その時、《関東大外殻》からオオオオオン、と地鳴りのような咆哮が響き渡ってくる。《壁》の真上に立っていると、まさに地面が揺れているかのようだ。《知恵》はつぶやく。
「……悲しい声だね」
しかし《王冠》は理解できないとばかりに眉根を寄せ、首を傾げるのだった。
「声……? 僕にはただの音にしか聞こえないが」
それを聞いた《知恵》は微笑んだ。悲しみと失望、そして寂しさを灰青色の瞳に湛えて。
《王冠》と《知恵》は同じ『ジョシュア=シェパード』だが、それぞれの思想や性格、行動原理には大きな差がある。《理解》、《峻厳》、《勝利》といった《シェパード=シリーズ》にしても、それぞれの思惑を抱え、個別に動いている。
同じクローンであるはずなのに、何故、こうも個性が生まれてしまうのか。どうして、互いの違いに葛藤と苦悩を抱いてしまうのか。《知恵》はそれがもどかしくてならなかった。
《知恵》は常々、不思議に思う。自分たちが『この世界を統べる最高位のシステム』であり、高次の体系的生命体であるのなら、個別の意思など必要ないはずだ。
全ての情報は《知識》に集約され、瞬時に並列化し、《シェパード=シリーズ》へと共有される。そうであるなら、『子機』である自分たちの個性など不純物に過ぎないのではないかと。
なのに、どうして《シェパード=シリーズ》には『個』が存在しているのだろう。それでは人間と何ら変わりがないではないか。『個』があるが故に《シェパード=シリーズ》の円滑な意思決定が阻害され、『個』の存在が『最高位』であるはずのシステムにとっての欠陥になりはしないか。
考えれば考えるほど納得がいかない。
いずれにせよ、それは《シェパード=シリーズ》が未だ完成された存在ではないことの、残酷なる証明でもあった。
「……そうか。そういうものかもしれないね。僕の言った事は忘れてくれ」
《知恵》は雨宮深雪のくれた萌葱色のマフラーにそっと右手を添えると、《監獄都市》に背を向けて歩き出す。
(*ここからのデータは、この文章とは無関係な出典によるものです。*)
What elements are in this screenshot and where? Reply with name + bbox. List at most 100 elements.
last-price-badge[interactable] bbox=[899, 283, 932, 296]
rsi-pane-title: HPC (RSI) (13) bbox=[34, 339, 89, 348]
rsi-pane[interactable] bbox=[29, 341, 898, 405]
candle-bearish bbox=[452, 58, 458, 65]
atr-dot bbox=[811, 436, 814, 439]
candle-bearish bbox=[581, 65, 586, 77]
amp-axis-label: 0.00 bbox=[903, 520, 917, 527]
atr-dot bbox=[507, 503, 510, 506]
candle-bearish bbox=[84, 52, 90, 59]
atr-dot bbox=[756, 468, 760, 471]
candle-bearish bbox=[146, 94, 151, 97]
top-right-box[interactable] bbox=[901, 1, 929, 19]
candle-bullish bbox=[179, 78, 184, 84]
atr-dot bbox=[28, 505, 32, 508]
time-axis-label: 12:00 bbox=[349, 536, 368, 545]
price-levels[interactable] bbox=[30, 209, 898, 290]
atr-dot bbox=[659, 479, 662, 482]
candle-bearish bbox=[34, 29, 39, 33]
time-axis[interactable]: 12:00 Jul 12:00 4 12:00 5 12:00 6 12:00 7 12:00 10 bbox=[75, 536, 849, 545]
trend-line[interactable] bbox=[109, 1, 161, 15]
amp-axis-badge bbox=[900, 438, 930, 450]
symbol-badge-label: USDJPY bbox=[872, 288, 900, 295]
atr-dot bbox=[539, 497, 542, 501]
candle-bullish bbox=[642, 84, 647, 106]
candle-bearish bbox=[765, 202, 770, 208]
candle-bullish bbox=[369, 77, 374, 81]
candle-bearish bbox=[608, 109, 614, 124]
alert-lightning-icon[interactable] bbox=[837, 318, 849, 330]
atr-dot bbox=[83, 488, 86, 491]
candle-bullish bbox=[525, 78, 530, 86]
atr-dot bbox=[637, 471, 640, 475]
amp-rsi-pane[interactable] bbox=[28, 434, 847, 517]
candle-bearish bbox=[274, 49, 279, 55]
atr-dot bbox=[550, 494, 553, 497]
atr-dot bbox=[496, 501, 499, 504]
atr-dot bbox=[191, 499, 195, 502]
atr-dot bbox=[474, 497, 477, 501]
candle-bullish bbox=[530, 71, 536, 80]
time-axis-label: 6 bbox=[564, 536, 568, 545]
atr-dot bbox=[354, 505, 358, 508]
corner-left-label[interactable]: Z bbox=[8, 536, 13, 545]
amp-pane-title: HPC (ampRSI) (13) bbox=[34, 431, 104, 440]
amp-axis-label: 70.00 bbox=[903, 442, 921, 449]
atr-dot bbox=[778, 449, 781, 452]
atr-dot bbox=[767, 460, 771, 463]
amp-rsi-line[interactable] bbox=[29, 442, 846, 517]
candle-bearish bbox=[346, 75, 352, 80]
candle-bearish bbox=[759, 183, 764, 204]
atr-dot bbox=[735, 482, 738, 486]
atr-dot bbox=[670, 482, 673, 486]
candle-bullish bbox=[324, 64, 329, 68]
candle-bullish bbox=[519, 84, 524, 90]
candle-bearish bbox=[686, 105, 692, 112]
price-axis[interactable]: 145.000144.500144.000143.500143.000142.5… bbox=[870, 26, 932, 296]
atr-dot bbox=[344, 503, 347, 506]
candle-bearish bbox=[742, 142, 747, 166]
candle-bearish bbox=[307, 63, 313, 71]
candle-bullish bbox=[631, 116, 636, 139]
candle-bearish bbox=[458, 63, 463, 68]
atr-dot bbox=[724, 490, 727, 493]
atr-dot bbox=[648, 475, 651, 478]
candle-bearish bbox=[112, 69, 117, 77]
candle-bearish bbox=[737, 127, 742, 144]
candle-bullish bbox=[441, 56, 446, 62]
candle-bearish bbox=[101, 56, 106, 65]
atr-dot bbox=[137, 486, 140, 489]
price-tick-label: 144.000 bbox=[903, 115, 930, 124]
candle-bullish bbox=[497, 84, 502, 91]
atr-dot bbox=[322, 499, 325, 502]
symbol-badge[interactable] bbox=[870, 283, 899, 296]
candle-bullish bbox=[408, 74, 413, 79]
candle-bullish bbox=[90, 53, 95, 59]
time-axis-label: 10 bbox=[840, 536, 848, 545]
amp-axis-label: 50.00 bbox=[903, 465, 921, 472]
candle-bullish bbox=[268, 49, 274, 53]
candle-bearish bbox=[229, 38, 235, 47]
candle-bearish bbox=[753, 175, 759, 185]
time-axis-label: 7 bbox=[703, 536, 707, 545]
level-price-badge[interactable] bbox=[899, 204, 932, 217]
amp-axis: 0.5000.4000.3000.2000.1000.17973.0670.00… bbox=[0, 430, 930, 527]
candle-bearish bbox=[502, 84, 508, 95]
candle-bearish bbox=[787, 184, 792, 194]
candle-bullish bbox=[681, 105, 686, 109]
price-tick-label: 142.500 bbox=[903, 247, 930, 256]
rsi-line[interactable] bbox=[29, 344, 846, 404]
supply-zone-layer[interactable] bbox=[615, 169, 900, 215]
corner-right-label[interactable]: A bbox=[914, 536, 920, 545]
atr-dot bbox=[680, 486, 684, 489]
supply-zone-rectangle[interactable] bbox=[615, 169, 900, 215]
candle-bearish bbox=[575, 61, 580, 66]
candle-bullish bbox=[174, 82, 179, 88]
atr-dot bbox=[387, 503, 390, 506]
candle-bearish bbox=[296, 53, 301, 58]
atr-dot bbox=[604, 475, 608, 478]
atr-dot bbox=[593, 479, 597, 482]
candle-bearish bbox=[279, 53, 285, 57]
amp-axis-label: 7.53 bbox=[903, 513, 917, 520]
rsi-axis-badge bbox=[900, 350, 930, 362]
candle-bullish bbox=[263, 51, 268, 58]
《王冠》は逡巡したものの、すぐに後をついてきた。
そして《王冠》のジョシュアと《知恵》のジョシュアの瞳に赤い光が瞬いたかと思うと、二人の姿はかき消えてしまった。
あとに残ったのは、嗚咽を漏らす巨大な《関東大外殻》のみだ。
それから一週間後。《アラハバキ》の御三家である上松組組長・上松将悟が逝去する。
それは《監獄都市》に新たな危機が忍びよる前触れでもあった。